A connected community without language barriers

Interview with Soman: Participant in the Australian Red Cross and NAATI Credentialing Program Pilot

Soman was a participant in the NAATI and Australian Red Cross Credentialing Program Pilot. She came to Australia as a refugee from Aghanistan in 2021. She is a Recognised Practising Interpreter in Dari and English.

I came to Australia in September 2021 as a refugee through the evacuation program from Afghanistan. I was working as an interpreter in Afghanistan with journalists and also translating for Witness Change, the program works across countries like Greece, Germany and Sweden. Through this program,  I would translate Afghan and Iranian refugees’ stories into English. Beside the fact that I enjoyed translating their stories, it was an informative experience to me and I learned a lot about the life of refugees and the hardships that they go through. Later on when I came to Australia, my case manager asked if I am interested to participate in NAATI pilot program and she referred me to the program. I took some tests and I was in the program. I was also very excited to hear that I have received one of the highest scores in the screening test.

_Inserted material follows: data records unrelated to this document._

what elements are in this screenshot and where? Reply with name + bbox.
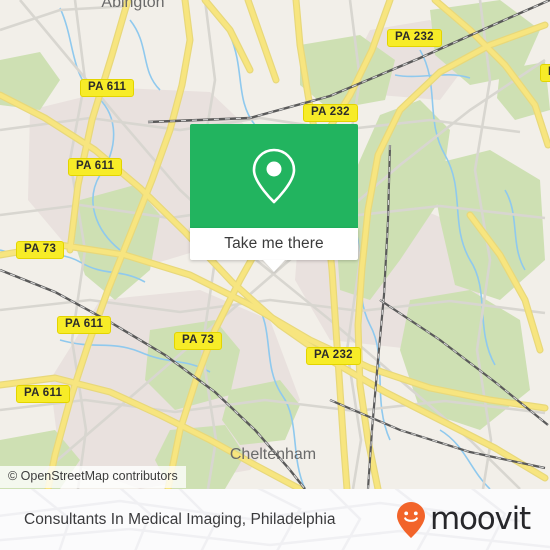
- road-shield[interactable]: PA 611: [68, 158, 123, 176]
- moovit-logo[interactable]: moovit: [396, 501, 531, 539]
- moovit-wordmark: moovit: [429, 501, 531, 537]
- road-shield[interactable]: PA 611: [57, 316, 112, 334]
- popup-action-bar[interactable]: Take me there: [190, 228, 358, 260]
- map-attribution[interactable]: © OpenStreetMap contributors: [0, 466, 186, 488]
- road-shield[interactable]: PA 611: [80, 79, 135, 97]
- map-place-label: Cheltenham: [230, 446, 316, 463]
- road-shield[interactable]: PA 232: [387, 29, 442, 47]
- map-pin-icon: [252, 148, 296, 204]
- road-shield-clipped[interactable]: PA: [540, 64, 550, 82]
- moovit-map-card: Abington Cheltenham PA 232 PA 611 PA 232…: [0, 0, 550, 550]
- take-me-there-label: Take me there: [224, 235, 324, 252]
- road-shield[interactable]: PA 232: [303, 104, 358, 122]
- moovit-smiley-pin-icon: [396, 501, 425, 538]
- road-shield[interactable]: PA 232: [306, 347, 361, 365]
- place-title: Consultants In Medical Imaging, Philadel…: [24, 510, 336, 528]
- footer-bar: Consultants In Medical Imaging, Philadel…: [0, 489, 550, 550]
- location-popup[interactable]: Take me there: [190, 124, 358, 260]
- road-shield[interactable]: PA 73: [174, 332, 223, 350]
- road-shield[interactable]: PA 611: [16, 385, 71, 403]
- popup-icon-area: [190, 124, 358, 228]
- popup-tail: [263, 260, 285, 272]
- road-shield[interactable]: PA 73: [16, 241, 65, 259]
- map-place-label: Abington: [101, 0, 164, 11]
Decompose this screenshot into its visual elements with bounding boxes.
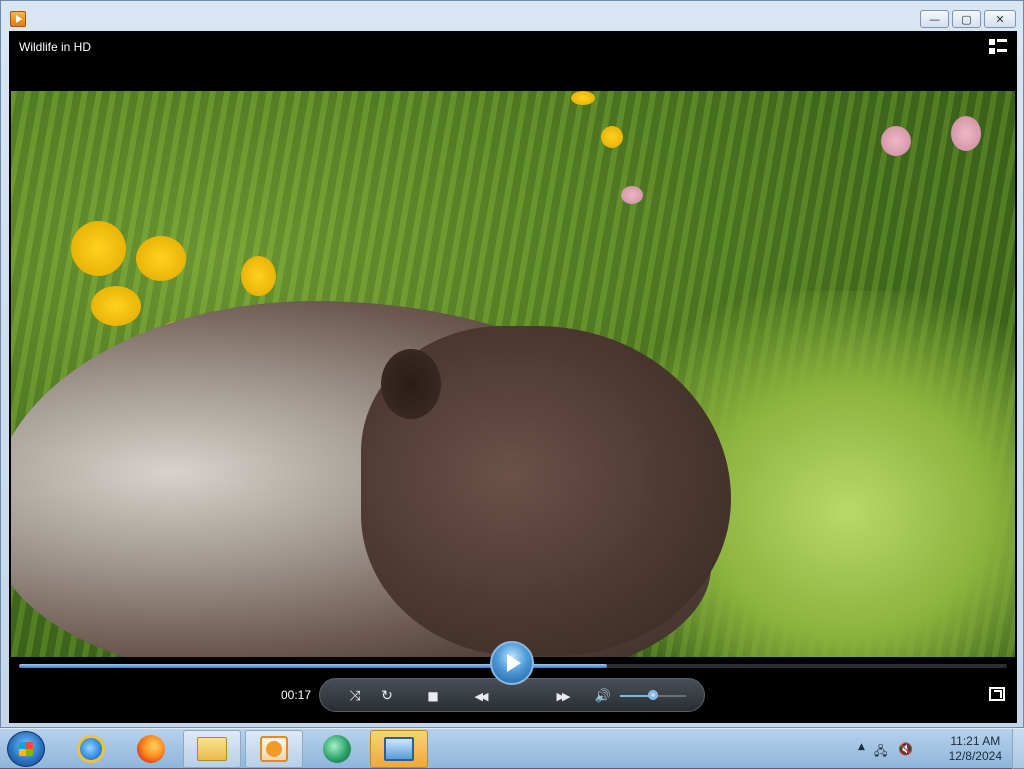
maximize-button[interactable]: ▢ bbox=[952, 10, 981, 28]
system-tray: ▲ 🖧 🔇 11:21 AM 12/8/2024 bbox=[854, 729, 1024, 769]
network-icon[interactable]: 🖧 bbox=[874, 742, 887, 763]
shuffle-button[interactable]: ⤨ bbox=[342, 679, 368, 713]
clock[interactable]: 11:21 AM 12/8/2024 bbox=[949, 734, 1002, 764]
close-button[interactable]: ✕ bbox=[984, 10, 1016, 28]
stop-button[interactable]: ■ bbox=[420, 679, 446, 713]
media-player-icon bbox=[260, 736, 288, 762]
minimize-button[interactable]: — bbox=[920, 10, 949, 28]
media-player-app-icon[interactable] bbox=[10, 11, 26, 27]
media-center-icon bbox=[323, 735, 351, 763]
elapsed-time: 00:17 bbox=[281, 688, 312, 702]
clock-time: 11:21 AM bbox=[950, 734, 1001, 748]
show-desktop-button[interactable] bbox=[1012, 729, 1024, 769]
marmot-ear bbox=[381, 349, 441, 419]
remote-desktop-icon bbox=[384, 737, 414, 761]
video-frame[interactable] bbox=[11, 91, 1015, 657]
firefox-icon bbox=[137, 735, 165, 763]
taskbar-windows-explorer[interactable] bbox=[183, 730, 241, 768]
volume-muted-icon[interactable]: 🔇 bbox=[898, 742, 913, 756]
switch-to-library-icon[interactable] bbox=[989, 39, 1007, 55]
taskbar-firefox[interactable] bbox=[122, 730, 180, 768]
previous-button[interactable]: ◀◀ bbox=[460, 679, 500, 713]
play-button[interactable] bbox=[490, 641, 534, 685]
taskbar-internet-explorer[interactable] bbox=[62, 730, 120, 768]
title-bar[interactable]: — ▢ ✕ bbox=[1, 1, 1023, 31]
next-button[interactable]: ▶▶ bbox=[542, 679, 582, 713]
media-player-window: — ▢ ✕ Wildlife in HD 00:17 ⤨ ↻ ■ ◀◀ ▶▶ 🔊 bbox=[0, 0, 1024, 728]
taskbar: ▲ 🖧 🔇 11:21 AM 12/8/2024 bbox=[0, 728, 1024, 769]
player-area: Wildlife in HD 00:17 ⤨ ↻ ■ ◀◀ ▶▶ 🔊 bbox=[9, 31, 1017, 723]
fullscreen-button[interactable] bbox=[989, 687, 1005, 701]
clock-date: 12/8/2024 bbox=[948, 749, 1002, 763]
taskbar-media-center[interactable] bbox=[308, 730, 366, 768]
video-title: Wildlife in HD bbox=[19, 40, 92, 54]
repeat-button[interactable]: ↻ bbox=[374, 679, 400, 713]
folder-icon bbox=[197, 737, 227, 761]
start-button[interactable] bbox=[7, 731, 45, 767]
internet-explorer-icon bbox=[77, 735, 105, 763]
mute-button[interactable]: 🔊 bbox=[590, 679, 616, 713]
taskbar-windows-media-player[interactable] bbox=[245, 730, 303, 768]
window-controls: — ▢ ✕ bbox=[920, 10, 1016, 28]
show-hidden-icons-chevron[interactable]: ▲ bbox=[858, 742, 865, 752]
taskbar-remote-desktop[interactable] bbox=[370, 730, 428, 768]
volume-knob[interactable] bbox=[648, 690, 658, 700]
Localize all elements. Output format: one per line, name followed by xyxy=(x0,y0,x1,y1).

I am now a Recognised Practising Interpreter, and I have three more tests coming up in early 2023 to become a Certified Translator. I am keen to start working as an interpreter or translator but need the certification.

What do you love most about interpreting and taking on these roles in the community?

It might seem cliché but I enjoy helping people. I was once in a clinic in Dandenong, and I saw someone at reception who didn’t know the language, and the receptionist asked if anyone know this language and can help this client, so I put my hand up. She [the client] was happy that someone could understand her and I was happy because I was able to help her.

In terms of translating, I enjoyed my work because I could provide an accurate translation of people’s stories and struggles and make sure they are heard by people in different parts of the world. The fact that my translation could make a difference in the lives of refugees was heart-warming to me. I am passionate about creating change. I was translating one of the stories from an Afghan refugee in Greece who stated that when they go to different areas in Greece and see that people don’t know the struggles of being a refugee, it’s so disappointing. That’s why I really like to translate stories, so that other people can understand refugees’ journeys and help them with their journey.

Why is the work you do important? What difference does it make?

Bringing back the Dandenong example [the client] was struggling to make herself understood by the receptionist, so I wanted to be the first person to stand up and help her. If I see people struggling, I want to be there, if I can help then why not?

Before getting into the program, I was searching for NAATI courses and experience, and the opportunity became available, so then, it was so easy for me to make the decision. Throughout this program, I learnt so much, I was challenged and I succeeded.

When people have the opportunity and interest, they should take it.